Welcome to our collaboration with the Leveller: their newest column focusing on sexual health and pleasure. We’ve teamed up and are providing you, our valued readership, with a forum to ask questions related to those quirks, queries, and curiosities you’ve always harboured and didn’t know whom to ask. Well, now is your chance! Please submit your questions to firstname.lastname@example.org.
I’ve been reading your advice column for about a year now and I have certainly learned a lot about the nature and complexity of both the human body as well as sexual relationships. Although I am an avid reader, I had never considered sending in a question to you.
That being said, Valentine’s Day came and went and, as per usual, I found myself alone. Sure, I’ve had somewhat minor relationships throughout the year but they never seem to make it to Valentine’s Day. Don’t get me wrong; I’ve enjoyed these shorter relationships and I still find myself on amicable terms with my exes but my relationships never seem to last.
In your experience, what would you say has been the overwhelming factors that lead romantic relationships to end? Perhaps I can take your sage words and reflect a little more concretely on my own life.
Feeling Reflexive on Rideau
We live in a culture that values neverending relationships. Seriously, if there is any myth about success that rivals the popularity of the ‘pull yourself up by the bootstraps’ fairy tale, it’s the myth that romantic success means finding one person early on in life and staying with them forever.
But that’s just what it is – a myth. This is probably not news to you, but I would still urge you to take some time and think about how this myth is playing into your feelings about relationships. My guess would be that there’s at least a small part of you that’s holding yourself up to that ideal.

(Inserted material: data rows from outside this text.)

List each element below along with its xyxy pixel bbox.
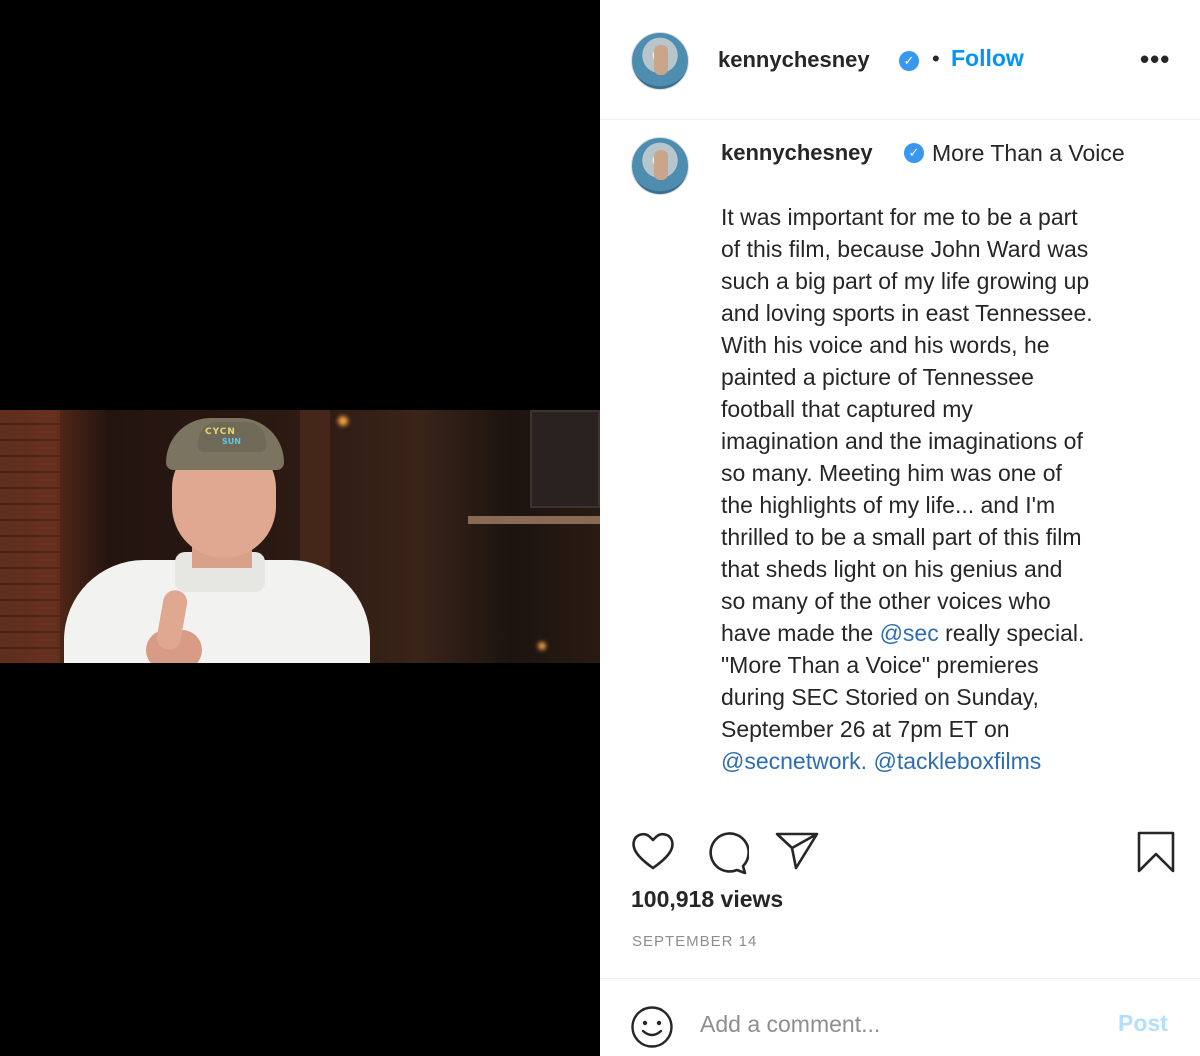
caption-line: @secnetwork. @tackleboxfilms bbox=[721, 745, 1166, 777]
video-player[interactable]: CYCN SUN bbox=[0, 410, 600, 663]
post-details-panel: kennychesney ✓ • Follow ••• kennychesney… bbox=[600, 0, 1200, 1056]
author-username[interactable]: kennychesney bbox=[718, 47, 870, 73]
mention-link-secnetwork[interactable]: @secnetwork. bbox=[721, 748, 867, 774]
video-background-box bbox=[530, 410, 600, 508]
verified-badge-icon: ✓ bbox=[904, 143, 924, 163]
caption-line: It was important for me to be a part bbox=[721, 204, 1078, 230]
caption-line: thrilled to be a small part of this film bbox=[721, 524, 1082, 550]
caption-line: and loving sports in east Tennessee. bbox=[721, 300, 1093, 326]
video-background-shelf bbox=[468, 516, 600, 524]
follow-button[interactable]: Follow bbox=[951, 45, 1024, 72]
caption-line: that sheds light on his genius and bbox=[721, 556, 1063, 582]
caption-title: More Than a Voice bbox=[932, 140, 1125, 166]
video-light bbox=[338, 416, 348, 426]
caption-line: of this film, because John Ward was bbox=[721, 236, 1089, 262]
caption-line: the highlights of my life... and I'm bbox=[721, 492, 1056, 518]
caption-line: football that captured my bbox=[721, 396, 973, 422]
cap-logo-subtext: SUN bbox=[222, 437, 241, 446]
post-comment-button[interactable]: Post bbox=[1118, 1010, 1168, 1037]
caption-author-avatar[interactable] bbox=[631, 137, 689, 195]
smiley-icon[interactable] bbox=[630, 1005, 674, 1054]
post-date[interactable]: SEPTEMBER 14 bbox=[632, 933, 757, 950]
caption-text-segment: really special. bbox=[938, 620, 1085, 646]
caption-line: painted a picture of Tennessee bbox=[721, 364, 1034, 390]
author-avatar[interactable] bbox=[631, 32, 689, 90]
caption-line: September 26 at 7pm ET on bbox=[721, 716, 1010, 742]
cap-logo-text: CYCN bbox=[205, 427, 236, 437]
comment-bubble-icon[interactable] bbox=[703, 830, 750, 881]
caption-line: With his voice and his words, he bbox=[721, 332, 1050, 358]
verified-badge-icon: ✓ bbox=[899, 51, 919, 71]
caption-line: imagination and the imaginations of bbox=[721, 428, 1083, 454]
mention-link-tackleboxfilms[interactable]: @tackleboxfilms bbox=[873, 748, 1041, 774]
comment-input[interactable] bbox=[700, 1007, 1100, 1041]
paper-plane-icon[interactable] bbox=[774, 830, 820, 877]
caption-line: such a big part of my life growing up bbox=[721, 268, 1090, 294]
caption-text-segment: have made the bbox=[721, 620, 880, 646]
post-header: kennychesney ✓ • Follow ••• bbox=[600, 0, 1200, 120]
heart-icon[interactable] bbox=[630, 830, 676, 877]
caption-line: have made the @sec really special. bbox=[721, 617, 1166, 649]
more-options-icon[interactable]: ••• bbox=[1140, 44, 1170, 75]
caption-line: during SEC Storied on Sunday, bbox=[721, 684, 1039, 710]
caption-author-username[interactable]: kennychesney bbox=[721, 140, 873, 166]
caption-line: so many. Meeting him was one of bbox=[721, 460, 1062, 486]
caption-line: so many of the other voices who bbox=[721, 588, 1051, 614]
video-background-brick bbox=[0, 410, 60, 663]
post-actions bbox=[600, 820, 1200, 880]
post-media[interactable]: CYCN SUN bbox=[0, 0, 600, 1056]
video-light bbox=[538, 642, 546, 650]
view-count[interactable]: 100,918 views bbox=[631, 886, 783, 913]
comment-bar: Post bbox=[600, 978, 1200, 1056]
mention-link-sec[interactable]: @sec bbox=[880, 620, 939, 646]
caption-text: It was important for me to be a part of … bbox=[721, 201, 1166, 777]
caption-line: "More Than a Voice" premieres bbox=[721, 652, 1039, 678]
header-separator: • bbox=[932, 46, 940, 71]
bookmark-icon[interactable] bbox=[1136, 830, 1176, 879]
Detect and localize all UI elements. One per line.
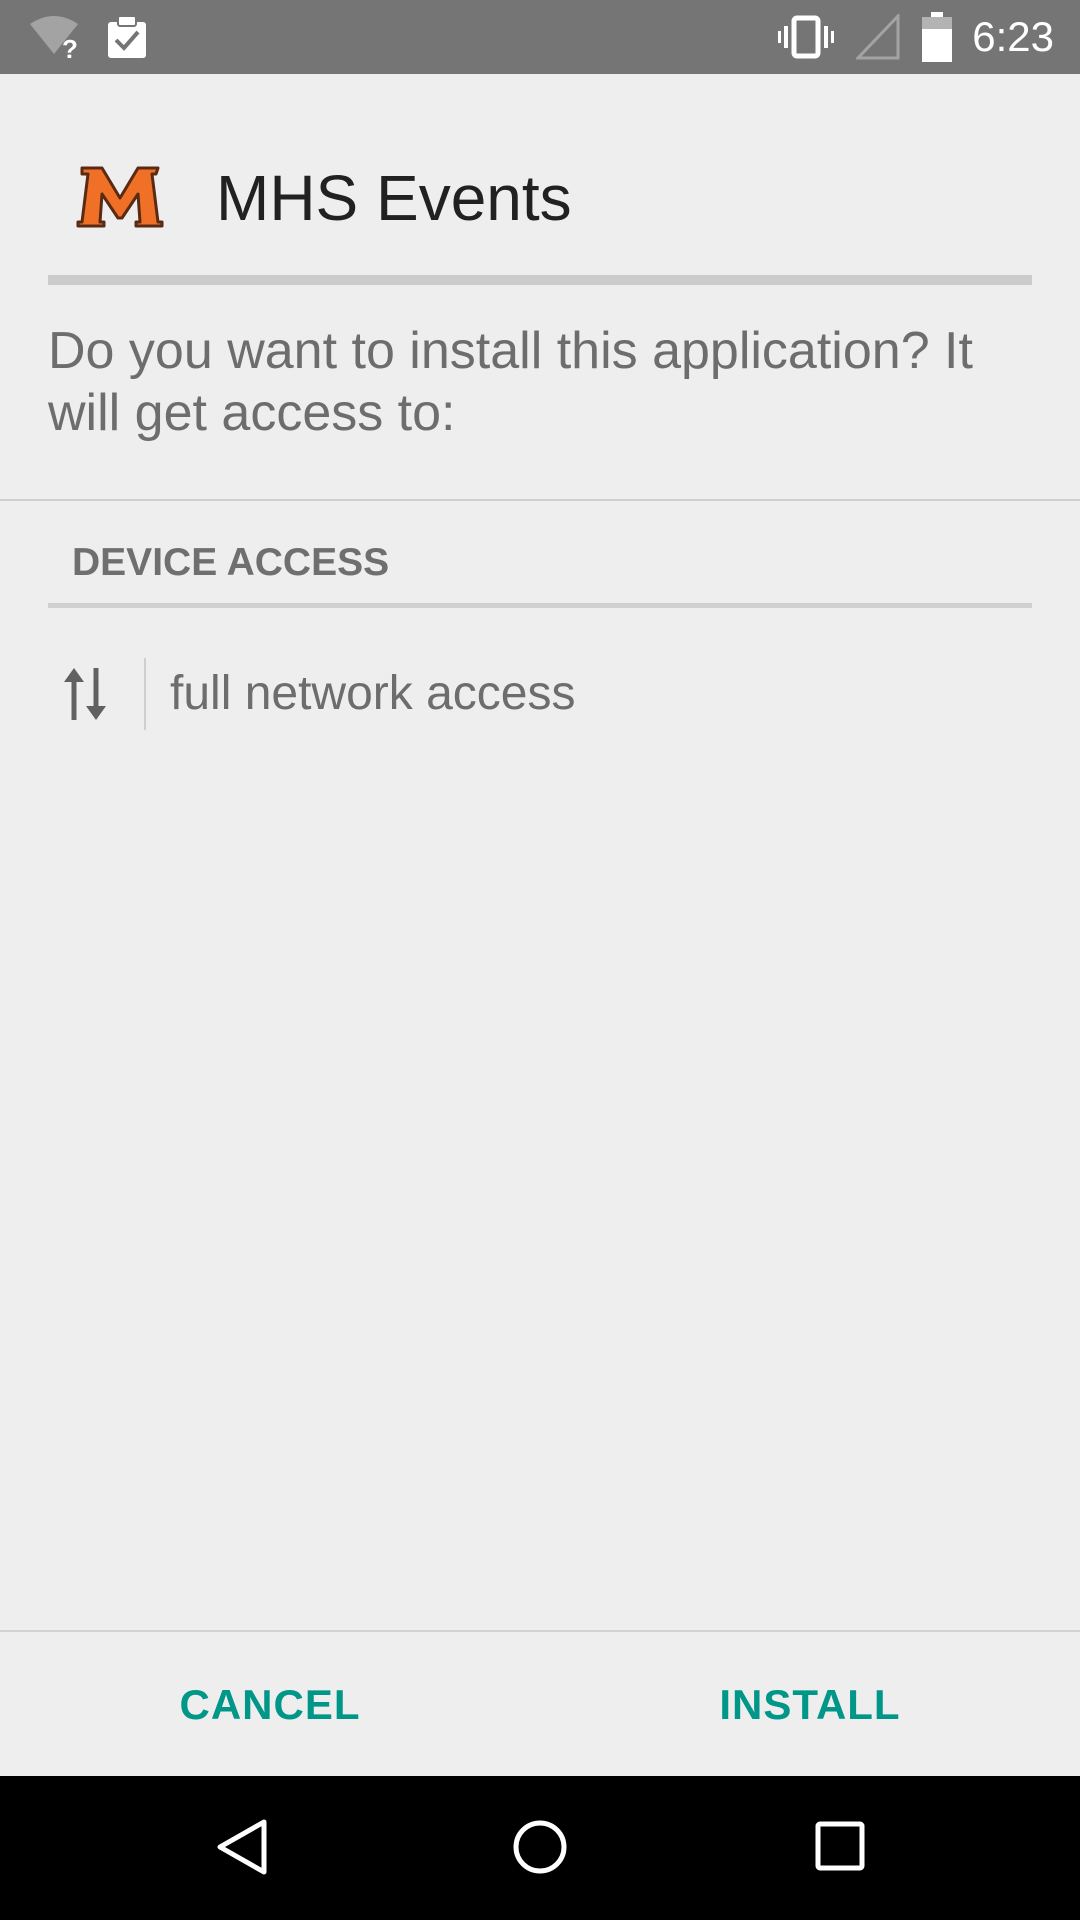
prompt-divider — [0, 499, 1080, 501]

It’s so common for people to feel like they’ve failed at something when a relationship ends. And that’s often because we’re holding so tight to the idea that if we’d just tried harder and been better, we would have been able to make the relationship work. Even though most of us know in our heads that that’s not true, the real work is getting our hearts to know that too.
A good place to start might be to make a list of all the reasons your relationships have ended in the past. Don’t stick to only romantic relationships here – list past friendships and jobs, and make sure to include everything that ended on a good note. We have so many acceptable reasons for other kinds of relationships to end, and a lot of them boil down to growing up and moving on. Sometimes a relationship ends because it’s just time for it to end.
Hopefully once you write this out, what will start to emerge is a list where a lot of relationships have ended because you recognized that it was time to let them go, and you were brave enough to release your grip. Inevitably, there will be some relationships that have ended for more concrete reasons. If the same reasons show up again and again, you’ll know that you’ve found an issue or a pattern you might want to explore a little more.
I wish I could write you a bunch of clichés about how doing that will eventually lead you to find ‘the one,’ but I have no idea if that’s true. What it will do is help you be more self-aware, and that’s good for all of the relationships in your life. The end of a romantic relationship is almost always a gut-wrenching experience, but I think that it’s infinitely worse to stay in a relationship that makes you miserable. So invest some of your energy into finding your other passions, committing to your friendships and building a life for yourself that you love – with or without a partner.